Erfolgreiches Volksbegehren „Rettet die Bienen“

Dass in Bayern innerhalb kürzester Zeit trotzdem rund 1,8 Millionen Menschen das Volksbegehren „Rettet die Bienen!“ unterschrieben haben, verwunderte Fleischhauer nicht. Die Städter seien von den geforderten Maßnahmen nämlich nicht betroffen. Den Preis müssten die Bauern zahlen. Fleischhauers Erklärung für den Verlust der Artenvielfalt: Weil in den 90er Jahren immer mehr Grünflächen zur Anbauflächen für Mais – und damit für Bio-Sprit – umgewandelt wurden, fehlten heute die Wiesen.
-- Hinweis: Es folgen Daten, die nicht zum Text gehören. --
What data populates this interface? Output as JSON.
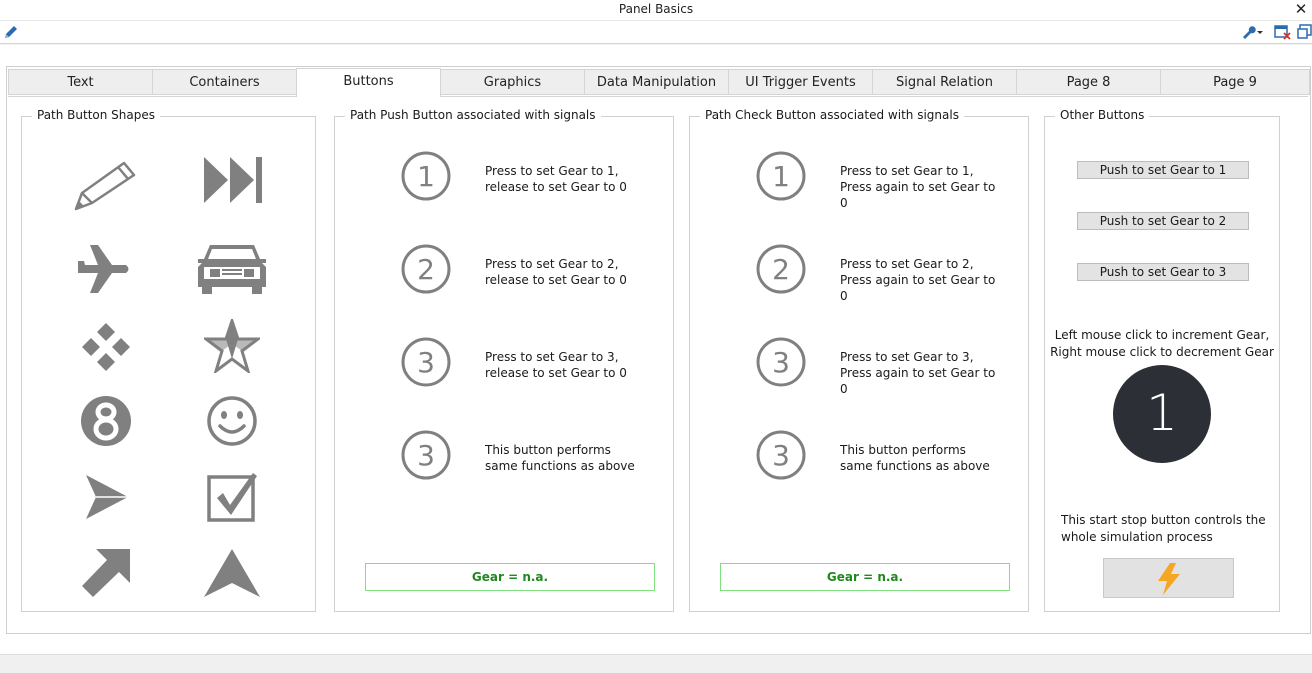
{
  "window": {
    "title": "Panel Basics",
    "close_label": "✕"
  },
  "toolbar": {
    "icons": [
      "pencil-icon",
      "wrench-icon",
      "window-close-icon",
      "window-undock-icon"
    ]
  },
  "tabs": [
    {
      "label": "Text",
      "active": false
    },
    {
      "label": "Containers",
      "active": false
    },
    {
      "label": "Buttons",
      "active": true
    },
    {
      "label": "Graphics",
      "active": false
    },
    {
      "label": "Data Manipulation",
      "active": false
    },
    {
      "label": "UI Trigger Events",
      "active": false
    },
    {
      "label": "Signal Relation",
      "active": false
    },
    {
      "label": "Page 8",
      "active": false
    },
    {
      "label": "Page 9",
      "active": false
    }
  ],
  "shapes_group": {
    "title": "Path Button Shapes",
    "shapes": [
      "pencil-icon",
      "fast-forward-icon",
      "airplane-icon",
      "car-icon",
      "diamond-cluster-icon",
      "star-icon",
      "number-8-icon",
      "smiley-icon",
      "paper-plane-icon",
      "checkbox-icon",
      "arrow-up-right-icon",
      "navigation-arrow-icon"
    ]
  },
  "push_group": {
    "title": "Path Push Button associated with signals",
    "rows": [
      {
        "symbol": "①",
        "text": "Press to set Gear to 1, release to set Gear to 0"
      },
      {
        "symbol": "②",
        "text": "Press to set Gear to 2, release to set Gear to 0"
      },
      {
        "symbol": "③",
        "text": "Press to set Gear to 3, release to set Gear to 0"
      },
      {
        "symbol": "③",
        "text": "This button performs same functions as above"
      }
    ],
    "status": "Gear = n.a."
  },
  "check_group": {
    "title": "Path Check Button associated with signals",
    "rows": [
      {
        "symbol": "①",
        "text": "Press to set Gear to 1, Press again to set Gear to 0"
      },
      {
        "symbol": "②",
        "text": "Press to set Gear to 2, Press again to set Gear to 0"
      },
      {
        "symbol": "③",
        "text": "Press to set Gear to 3, Press again to set Gear to 0"
      },
      {
        "symbol": "③",
        "text": "This button performs same functions as above"
      }
    ],
    "status": "Gear = n.a."
  },
  "other_group": {
    "title": "Other Buttons",
    "buttons": [
      "Push to set Gear to 1",
      "Push to set Gear to 2",
      "Push to set Gear to 3"
    ],
    "mouse_note_1": "Left mouse click to increment Gear,",
    "mouse_note_2": "Right mouse click to decrement Gear",
    "gear_value": "1",
    "startstop_note_1": "This start stop button controls the",
    "startstop_note_2": "whole simulation process"
  },
  "colors": {
    "icon_gray": "#808080",
    "status_green": "#1e8a1e",
    "status_border": "#7fe07f",
    "gear_circle": "#2c2f35",
    "lightning": "#f5a623",
    "toolbar_blue": "#2b6cb0"
  }
}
Hintergrund: Die Rettung der Bienen: Woher kommt die neue Umweltbewegung?

„So einfach ist die Welt nicht immer“, hielt die Grüne Schulze dagegen. Jeder von Sandra Maischbergers Gästen brachte seine eigene Erklärung mit – und die passende Statistik dazu. Es ging hin und her, ein „Faktencheck“ wäre schon während der Sendung nötig gewesen, um zu überblicken, wer denn nun Recht hat.

Als ARD-Reporter Karsten Schwanke wissen wollte, welche Studie Fleischhauer denn meine, als er den Zusammenhang von Windanlagen und Insektensterben beschrieb, sagte der nur: „Googeln Sie doch mal“. Gute Idee. Nur: Zur Aufklärung trug all das nicht unbedingt bei. Vielleicht hätte Sandra Maischberger doch länger über den Wolf reden sollen.